離島の公立小、配布したノートPCで「休み時間にゲームをしてもいい」のはなぜ? スマホを手に入れる前によき使い手に、「今が学べるチャンス」
八丈島(東京都八丈町)の町立三根小学校では、休み時間に、子どもが自分の学習用ノートパソコンでゲームをしてもいい。友達とのグループチャットだってOKだ。日常的に使うことで端末に親しんで操作に慣れ、結果的に学びへの活用にもつながっているという。 学力やうつ傾向との関係は? 子どものインターネット利用は1日4時間半…専門家に聞くスマホとの適切な“距離感”
新型コロナウイルス禍の中、ノートパソコンやタブレットといった学習用デジタル端末が全国の小中学生一人一人に届けられた。ただ、子ども同士のトラブルなどを心配し、授業以外での利用に厳しい制限を設けている学校は少なくない。 三根小学校でも、いろいろと問題が起きているのでは…。そんな想像をしながら取材に行くと、先生たちは子どもたちが直面する「ジレンマ」をしっかり受け止めながら、「今が学べるチャンス」とデジタル世界でお互いを尊重する力を育てようとしていた。(共同通信=小田智博) ※記者が音声でも解説しています。「共同通信Podcast」でお聴きください。 ▽「気持ちのいい使い方」を考える授業 2023年10月、羽田空港から飛行機で南に飛ぶこと50分で八丈島に到着した。三根小学校の全校児童は約170人。6年1組の教室では、パソコンの「気持ちのいい使い方」を考えるというテーマの授業が始まっていた。

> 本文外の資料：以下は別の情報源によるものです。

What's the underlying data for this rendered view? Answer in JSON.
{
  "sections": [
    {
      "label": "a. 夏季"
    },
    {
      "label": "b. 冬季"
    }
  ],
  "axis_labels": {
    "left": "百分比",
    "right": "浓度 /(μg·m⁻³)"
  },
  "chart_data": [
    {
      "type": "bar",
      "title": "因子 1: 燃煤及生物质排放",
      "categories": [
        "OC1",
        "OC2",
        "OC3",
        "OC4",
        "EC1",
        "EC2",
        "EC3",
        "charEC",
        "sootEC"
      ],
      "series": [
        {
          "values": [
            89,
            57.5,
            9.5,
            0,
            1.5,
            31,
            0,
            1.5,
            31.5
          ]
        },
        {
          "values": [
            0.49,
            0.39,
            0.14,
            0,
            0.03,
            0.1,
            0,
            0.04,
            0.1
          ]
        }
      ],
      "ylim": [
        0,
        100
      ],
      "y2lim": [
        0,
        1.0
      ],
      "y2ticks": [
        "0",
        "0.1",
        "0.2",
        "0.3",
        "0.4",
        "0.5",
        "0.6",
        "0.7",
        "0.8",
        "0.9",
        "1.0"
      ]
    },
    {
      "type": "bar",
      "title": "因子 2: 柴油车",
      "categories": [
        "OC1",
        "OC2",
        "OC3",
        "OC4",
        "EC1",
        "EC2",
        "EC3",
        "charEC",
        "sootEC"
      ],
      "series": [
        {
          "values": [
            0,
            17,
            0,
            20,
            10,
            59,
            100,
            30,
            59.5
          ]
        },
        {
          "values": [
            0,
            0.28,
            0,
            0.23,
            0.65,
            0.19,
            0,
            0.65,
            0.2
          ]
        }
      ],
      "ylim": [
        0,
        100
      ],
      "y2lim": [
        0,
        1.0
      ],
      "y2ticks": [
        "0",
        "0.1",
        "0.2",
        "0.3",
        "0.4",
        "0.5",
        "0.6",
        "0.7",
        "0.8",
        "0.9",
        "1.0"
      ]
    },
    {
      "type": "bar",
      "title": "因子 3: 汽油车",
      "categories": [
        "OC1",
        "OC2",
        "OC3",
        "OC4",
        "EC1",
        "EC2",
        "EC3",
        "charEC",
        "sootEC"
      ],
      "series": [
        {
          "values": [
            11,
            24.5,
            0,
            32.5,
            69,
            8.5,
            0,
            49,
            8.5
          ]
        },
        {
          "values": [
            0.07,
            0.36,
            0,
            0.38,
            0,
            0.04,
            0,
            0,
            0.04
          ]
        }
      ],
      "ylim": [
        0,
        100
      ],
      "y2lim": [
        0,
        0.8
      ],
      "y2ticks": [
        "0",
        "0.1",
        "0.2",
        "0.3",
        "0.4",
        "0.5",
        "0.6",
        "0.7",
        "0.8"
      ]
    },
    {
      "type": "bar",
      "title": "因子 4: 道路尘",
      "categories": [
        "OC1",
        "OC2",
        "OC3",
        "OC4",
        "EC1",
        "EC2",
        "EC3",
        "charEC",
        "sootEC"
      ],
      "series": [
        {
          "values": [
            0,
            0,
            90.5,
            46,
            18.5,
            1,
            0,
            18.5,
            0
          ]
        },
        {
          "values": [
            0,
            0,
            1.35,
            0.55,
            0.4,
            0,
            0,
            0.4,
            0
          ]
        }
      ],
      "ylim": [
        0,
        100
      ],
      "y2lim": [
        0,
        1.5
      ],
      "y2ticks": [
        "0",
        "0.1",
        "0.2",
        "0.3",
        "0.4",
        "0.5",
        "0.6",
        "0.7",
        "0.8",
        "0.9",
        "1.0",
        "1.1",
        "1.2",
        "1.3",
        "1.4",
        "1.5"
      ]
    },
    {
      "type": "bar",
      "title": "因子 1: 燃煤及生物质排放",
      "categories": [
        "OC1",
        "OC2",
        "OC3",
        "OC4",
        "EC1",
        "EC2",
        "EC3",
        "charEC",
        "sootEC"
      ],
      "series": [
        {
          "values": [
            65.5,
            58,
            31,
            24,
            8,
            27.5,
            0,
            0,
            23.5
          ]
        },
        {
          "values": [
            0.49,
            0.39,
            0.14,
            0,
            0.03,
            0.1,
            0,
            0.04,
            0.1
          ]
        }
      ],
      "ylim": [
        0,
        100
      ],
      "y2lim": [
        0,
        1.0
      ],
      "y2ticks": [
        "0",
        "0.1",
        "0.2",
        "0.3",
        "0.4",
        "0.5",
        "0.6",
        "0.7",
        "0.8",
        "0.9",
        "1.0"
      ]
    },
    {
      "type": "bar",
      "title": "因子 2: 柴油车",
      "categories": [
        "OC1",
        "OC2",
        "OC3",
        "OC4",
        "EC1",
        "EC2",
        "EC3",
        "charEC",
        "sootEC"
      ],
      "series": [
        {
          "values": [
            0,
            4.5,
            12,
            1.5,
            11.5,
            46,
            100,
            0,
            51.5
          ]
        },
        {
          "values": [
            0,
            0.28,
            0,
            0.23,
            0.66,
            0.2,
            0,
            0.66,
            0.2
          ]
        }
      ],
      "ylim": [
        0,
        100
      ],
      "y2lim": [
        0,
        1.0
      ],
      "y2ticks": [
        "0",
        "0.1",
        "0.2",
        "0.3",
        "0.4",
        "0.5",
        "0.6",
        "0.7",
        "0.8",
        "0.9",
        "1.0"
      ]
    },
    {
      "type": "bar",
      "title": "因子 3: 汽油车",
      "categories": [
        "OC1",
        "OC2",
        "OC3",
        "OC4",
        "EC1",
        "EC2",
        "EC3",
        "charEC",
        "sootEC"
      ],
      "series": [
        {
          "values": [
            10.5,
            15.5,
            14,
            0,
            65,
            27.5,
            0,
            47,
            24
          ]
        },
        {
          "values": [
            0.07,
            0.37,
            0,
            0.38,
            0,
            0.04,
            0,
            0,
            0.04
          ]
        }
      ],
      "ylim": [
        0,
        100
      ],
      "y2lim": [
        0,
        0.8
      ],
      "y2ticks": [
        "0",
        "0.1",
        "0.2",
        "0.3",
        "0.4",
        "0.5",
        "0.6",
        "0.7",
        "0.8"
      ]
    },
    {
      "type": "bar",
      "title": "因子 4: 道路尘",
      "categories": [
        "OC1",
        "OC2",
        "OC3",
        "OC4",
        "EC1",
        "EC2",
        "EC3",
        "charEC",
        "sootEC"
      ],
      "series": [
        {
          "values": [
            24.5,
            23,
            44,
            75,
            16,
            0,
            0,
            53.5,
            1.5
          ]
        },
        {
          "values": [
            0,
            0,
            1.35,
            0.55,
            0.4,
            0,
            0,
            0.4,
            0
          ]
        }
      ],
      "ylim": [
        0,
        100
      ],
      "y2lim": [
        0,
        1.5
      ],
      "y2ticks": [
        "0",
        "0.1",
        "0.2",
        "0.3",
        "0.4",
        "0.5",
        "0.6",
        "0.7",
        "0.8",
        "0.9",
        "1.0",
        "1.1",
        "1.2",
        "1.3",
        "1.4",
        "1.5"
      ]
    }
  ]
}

「自分やみんなの使い方で、問題だと思うことは」。こんな質問に対する子どもたちの回答が、教室の前の電子黒板に映し出された。ゲーム関連の問題が多いようだ。中には「休み時間が終わってもゲームに熱中している」といった回答も。 担任の古矢岳史先生(42)=24年4月に島外の公立小に異動=が子どもたちに「いつゲームしてる?」と聞いた。「社会(の時間)」と男の子。「リアルだね~」。古矢先生は苦笑しながら突っ込みを入れ、こう問いかける。「どうして問題だと感じたんだろう?」 次々と意見が挙がる。「授業が分からなくなる」「周りに迷惑」。そんな中、ある児童が「授業中までゲームを続けている理由」をぼそっと口にした。「授業をやりたくないから」。古矢先生はとがめることなく、穏やかな口調でこう返す。「その意見でもいいよ。だったら、先生が授業を工夫しないといけないってことだからね」 その後は問題を解決する方法の話し合いに。子どもたちは班になり、出た意見をパソコンに入力していく。「先生が端末を取り上げる」といった提案が目立つ。古矢先生は「罰を与える的なことが多いね。でも、そうはしたくないんだよね」とつぶやく。